Monday, September 12, 2005

Markets Are Useful But Not Magical

by Tom Bozzo

Max Sawicky takes on a host of conservative expressions of love for price gouging in the name of "market clearing." I highly recommend clicking through to Max's exposition.

One small irony of local interest apparently missed in the lengthy comments exchange is that among points raised by coif-for-brains John Stossel was a claim that some wage premium to attract Cheesehead carpenters to the disaster zone to participate in the reconstruction effort. He obviously didn't get the memo on that one. A Good Catch award goes to my friend Oscar, who notes that while using the buying power of the Federal reconstruction effort to undermine wages, Bush issued "no order limiting contractor profits for the same work."
Since the market is truly efficient, the winning bidder on all reconstruction contracts will pay submarket rates and pass those savings on to the government in the form of its competitive, lowest-but-still-viable bid.

(/channeling Jane Galt)
If the market were truly efficient, the contractors should be no more able to offer "sub-market" wages than gas stations could "gouge" at "above-market" prices. Thus, under perfect competition, the effect of suspending Davis-Bacon should be zero.

[/whatever mood is represented by my present state of undercaffeination]
Sawicky concedes that At most, you could say a modest premium over the price that provides the “normal” profit should be sufficient to remedy scarcities. You shouldn’t necessarily need complete price flexibility at which point the debate over price gouging is one over semantics: we all agree price should rise, it's just that some think there ought to be a cap on those rises, or something. And where is the line between an "acceptable" price increase and a "price gouging" price increase?

Like: I understand the point that it is appealing to market fundamentalism to invoke "market clearing" as this magical thing and that this is in general an intellectually lazy -- and at a minimum inaccurate, if not misleading -- thing to do, but I don't fully understand how these market imperfections add up to mean that there is some superior alternative.
Isaac: I understand what Max was saying in the section you're quoting to be that a temporary price spike due to a "stampede" probably won't signal producers to increase capacity. I think the basic intuition of the statement you quote is right: a la Dixit and Pindyck's Investment Under Uncertainty, which was state-of-the-art back in the stone age when I was in grad school, parameters of the price process, market demand, and investment cost will determine entry (and exit) threshold prices.

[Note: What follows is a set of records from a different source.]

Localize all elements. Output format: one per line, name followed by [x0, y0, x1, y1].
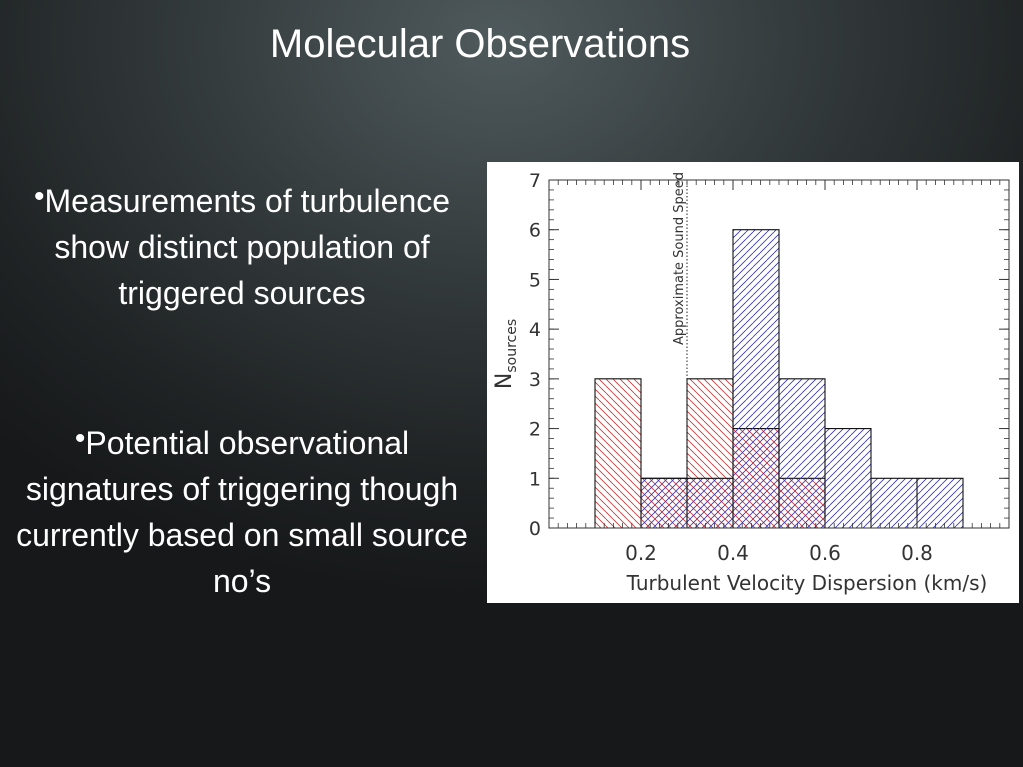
- y-axis-label: Nsources: [492, 319, 520, 389]
- y-tick-label: 4: [529, 319, 541, 341]
- x-axis-label: Turbulent Velocity Dispersion (km/s): [626, 571, 988, 595]
- x-tick-label: 0.8: [901, 541, 933, 565]
- histogram-bar: [687, 478, 733, 528]
- histogram-chart: Approximate Sound Speed 0 1 2 3 4 5 6 7 0.2 0.4 0.…: [487, 162, 1019, 603]
- histogram-bar: [595, 378, 641, 528]
- histogram-bar: [917, 478, 963, 528]
- y-tick-label: 5: [529, 269, 541, 291]
- bullet-dot-icon: •: [33, 180, 45, 213]
- x-tick-label: 0.6: [809, 541, 841, 565]
- histogram-bar: [779, 378, 825, 528]
- y-tick-label: 1: [529, 468, 541, 490]
- y-tick-label: 0: [529, 518, 541, 540]
- bullet-text: Measurements of turbulence show distinct…: [44, 183, 451, 311]
- bullet-item: •Potential observational signatures of t…: [14, 416, 470, 604]
- bullet-text: Potential observational signatures of tr…: [16, 425, 468, 599]
- histogram-outline: [640, 229, 964, 529]
- x-tick-label: 0.4: [717, 541, 749, 565]
- y-tick-label: 7: [529, 170, 541, 192]
- histogram-bar: [641, 478, 687, 528]
- histogram-bar: [733, 229, 779, 528]
- bullet-dot-icon: •: [74, 422, 86, 455]
- bullet-item: •Measurements of turbulence show distinc…: [14, 174, 470, 316]
- bullet-list: •Measurements of turbulence show distinc…: [14, 174, 470, 604]
- x-tick-label: 0.2: [625, 541, 657, 565]
- histogram-bar: [871, 478, 917, 528]
- y-tick-label: 6: [529, 220, 541, 242]
- slide-title: Molecular Observations: [269, 22, 691, 66]
- y-tick-label: 2: [529, 419, 541, 441]
- histogram-bar: [825, 428, 871, 528]
- y-tick-label: 3: [529, 369, 541, 391]
- sound-speed-label: Approximate Sound Speed: [672, 172, 687, 345]
- chart-svg: Approximate Sound Speed 0 1 2 3 4 5 6 7 0.2 0.4 0.…: [492, 170, 1010, 595]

I should note that D&P derive some results that suggest that with prices following a Brownian motion (in continuous time), you can get some quite perverse results from price controls.

However, the stampede probably constitutes a switch in the price process that materially violates some of D&P's assumptions. My assertion w/o proof is that under such circumstances, you can set a ceiling that doesn't bind under the "normal" price process but which kicks in w/ a stampede. It may (probably) be necessary to have a rationing mechanism for that case -- tied, say, to a suitable declaration of an emergency. You're right to say that this isn't obviously a superior alternative, the design of the rationing mechanism mattering a lot... but then again, as Max notes, allowing prices to spike w/o bound doesn't guarantee that people who "need" gas will get it, either.
Indeed, the opposite would be more likely: those who can accelerate the buying decision do so, leaving those who cannot with less.

I note dryly and without malice aforethought that the bulk of the "spike" (in my area, the last 25 cents of an 85 cent rise) ended farily quickly after Labour Day, leading anecdotally to the conclusion that this was more a "take excess profits while you can" more than anticipation of production/supply issues (which were no more resolved a week later).